Il papà di Facebook, Mark Zuckerberg, il fondatore del social network più diffuso e cliccato al mondo, ha diffuso quest’oggi, – proprio attraverso il social da lui generato – un messaggio di solidarietà per le vittime dell’attentato parigino, difendendo anche la libertà della sua “creatura”.
“Qualche anno fa un estremista pachistano si è battuto per farmi condannare a morte perché Facebook si rifiutava di bannare in contenuti su Maometto che lo offendevano. Noi rimaniamo sulla nostra posizione perché voci differenti, anche se a volte offensive, possono rendere il mondo un posto migliore e più interessante. Facebook è sempre stato un posto in cui le persone di tutto il mondo possono esprimere le loro opinioni. Seguiamo le leggi di ogni Paese ma non permettiamo che una nazione o un gruppo di persone ci dettino le regole su cosa si può condividere. Parlare del Profeta Maometto non è contrario alla nostra politica. Abbiamo bloccato i contenuti (offensivi, ndr) in Pakistan dove è illegale (parlare male di Maometto, ndr), ma non li bloccheremo nel resto del mondo dove è legale. Riflettendo sulla mia esperienza con l’estremismo penso che questo sia ciò a cui ci dobbiamo opporre: un gruppo di estremisti che cercano di silenziare le voci e le opinioni degli altri nel mondo. Non lascerò che questo accada a Facebook. Il mio impegno è per un servizio dove poter parlare liberamente senza paura della violenza”. Il post si conclude con un pensiero per le vittime e le persone che “decidono di esprimere le proprie idee anche quando ci vuole coraggio per farlo. #JeSuisCharlie”.
Questo il messaggio pubblicato da Zuckerberg e che nel giro di poche ore ha macinato innumerevoli like e condivisioni, ma soprattutto l’ira e il dissenso di coloro che contestano le buone intenzioni insite in quelle parole.

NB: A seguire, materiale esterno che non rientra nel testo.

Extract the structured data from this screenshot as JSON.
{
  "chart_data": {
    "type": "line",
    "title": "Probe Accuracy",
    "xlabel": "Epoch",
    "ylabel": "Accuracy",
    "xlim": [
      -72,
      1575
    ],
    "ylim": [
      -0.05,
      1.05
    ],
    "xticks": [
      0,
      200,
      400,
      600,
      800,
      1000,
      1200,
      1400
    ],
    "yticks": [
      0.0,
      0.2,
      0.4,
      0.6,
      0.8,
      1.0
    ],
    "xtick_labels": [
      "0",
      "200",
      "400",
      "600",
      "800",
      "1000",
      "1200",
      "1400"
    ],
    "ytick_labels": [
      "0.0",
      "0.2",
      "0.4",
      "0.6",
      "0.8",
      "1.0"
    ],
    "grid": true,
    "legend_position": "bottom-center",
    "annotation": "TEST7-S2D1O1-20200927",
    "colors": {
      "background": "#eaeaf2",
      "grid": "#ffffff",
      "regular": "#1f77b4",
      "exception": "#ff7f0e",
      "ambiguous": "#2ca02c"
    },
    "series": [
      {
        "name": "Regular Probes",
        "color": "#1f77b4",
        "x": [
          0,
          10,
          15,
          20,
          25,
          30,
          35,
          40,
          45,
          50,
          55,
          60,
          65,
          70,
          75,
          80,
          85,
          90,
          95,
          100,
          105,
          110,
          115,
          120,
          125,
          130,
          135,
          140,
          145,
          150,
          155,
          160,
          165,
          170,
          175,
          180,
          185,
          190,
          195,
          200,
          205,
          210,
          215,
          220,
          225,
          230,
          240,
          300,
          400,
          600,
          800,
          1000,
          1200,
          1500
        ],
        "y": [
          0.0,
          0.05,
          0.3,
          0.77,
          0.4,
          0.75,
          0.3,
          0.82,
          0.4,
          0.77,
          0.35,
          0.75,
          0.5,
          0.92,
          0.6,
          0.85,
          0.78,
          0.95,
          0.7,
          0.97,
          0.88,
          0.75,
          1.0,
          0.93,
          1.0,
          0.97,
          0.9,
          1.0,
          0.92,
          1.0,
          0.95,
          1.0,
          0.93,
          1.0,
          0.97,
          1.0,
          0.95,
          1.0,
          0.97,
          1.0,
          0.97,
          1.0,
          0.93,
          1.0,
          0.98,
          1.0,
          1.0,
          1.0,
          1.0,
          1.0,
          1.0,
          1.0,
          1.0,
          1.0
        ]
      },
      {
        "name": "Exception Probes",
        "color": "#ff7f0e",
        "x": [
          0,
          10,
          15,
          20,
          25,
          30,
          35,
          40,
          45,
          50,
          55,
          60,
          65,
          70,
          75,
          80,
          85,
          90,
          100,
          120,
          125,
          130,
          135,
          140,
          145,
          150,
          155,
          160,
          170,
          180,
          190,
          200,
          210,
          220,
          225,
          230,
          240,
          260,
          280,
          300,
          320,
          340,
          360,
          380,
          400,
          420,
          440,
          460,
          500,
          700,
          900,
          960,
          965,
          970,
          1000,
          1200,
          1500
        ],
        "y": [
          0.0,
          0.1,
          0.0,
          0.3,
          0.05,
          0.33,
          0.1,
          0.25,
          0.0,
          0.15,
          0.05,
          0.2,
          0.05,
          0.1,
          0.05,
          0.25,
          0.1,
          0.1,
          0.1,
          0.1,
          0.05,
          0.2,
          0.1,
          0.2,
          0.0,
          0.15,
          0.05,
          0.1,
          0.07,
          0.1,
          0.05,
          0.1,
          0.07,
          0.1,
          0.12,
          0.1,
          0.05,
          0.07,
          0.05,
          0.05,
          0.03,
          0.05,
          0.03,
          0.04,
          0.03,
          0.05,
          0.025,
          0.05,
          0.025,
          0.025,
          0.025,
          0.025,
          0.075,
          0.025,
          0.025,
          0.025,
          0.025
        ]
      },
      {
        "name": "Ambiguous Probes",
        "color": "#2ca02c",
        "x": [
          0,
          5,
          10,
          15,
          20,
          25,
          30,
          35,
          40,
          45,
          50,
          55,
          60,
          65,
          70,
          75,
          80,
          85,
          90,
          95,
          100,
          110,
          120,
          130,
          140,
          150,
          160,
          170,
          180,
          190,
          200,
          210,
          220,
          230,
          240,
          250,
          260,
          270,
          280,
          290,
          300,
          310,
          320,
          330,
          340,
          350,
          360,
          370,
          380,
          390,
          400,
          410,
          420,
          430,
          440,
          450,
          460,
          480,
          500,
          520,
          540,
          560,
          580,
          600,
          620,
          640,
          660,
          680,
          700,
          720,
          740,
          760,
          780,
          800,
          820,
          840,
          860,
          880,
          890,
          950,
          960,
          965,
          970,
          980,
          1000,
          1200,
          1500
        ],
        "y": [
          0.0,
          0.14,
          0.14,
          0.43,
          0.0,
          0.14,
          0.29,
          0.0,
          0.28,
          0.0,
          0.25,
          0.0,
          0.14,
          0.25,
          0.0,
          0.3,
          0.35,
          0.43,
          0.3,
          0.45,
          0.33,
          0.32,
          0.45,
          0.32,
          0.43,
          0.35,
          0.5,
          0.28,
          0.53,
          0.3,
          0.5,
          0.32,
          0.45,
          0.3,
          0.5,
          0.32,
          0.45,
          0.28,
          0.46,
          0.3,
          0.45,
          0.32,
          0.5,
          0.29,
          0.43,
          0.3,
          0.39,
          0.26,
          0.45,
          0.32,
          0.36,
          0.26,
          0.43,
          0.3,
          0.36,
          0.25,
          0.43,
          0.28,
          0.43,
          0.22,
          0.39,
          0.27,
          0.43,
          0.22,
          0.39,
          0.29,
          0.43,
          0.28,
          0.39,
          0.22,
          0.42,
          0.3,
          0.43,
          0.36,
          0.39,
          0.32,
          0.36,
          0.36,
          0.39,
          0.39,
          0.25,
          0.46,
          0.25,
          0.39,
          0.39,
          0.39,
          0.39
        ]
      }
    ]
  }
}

In molti contestano il fatto che che un commento potenzialmente offensivo per la religione sia tollerato, mentre vengono bannate le immagini che ritraggono una donna che allatta al seno; altri chiedono perché le persone uccise in Siria, Palestina, Afghanistan e Iraq o gli oltre 140 ragazzi uccisi in Pakistan a dicembre non abbiano ricevuto il medesimo solidale da parte di Mr Zuckerberg.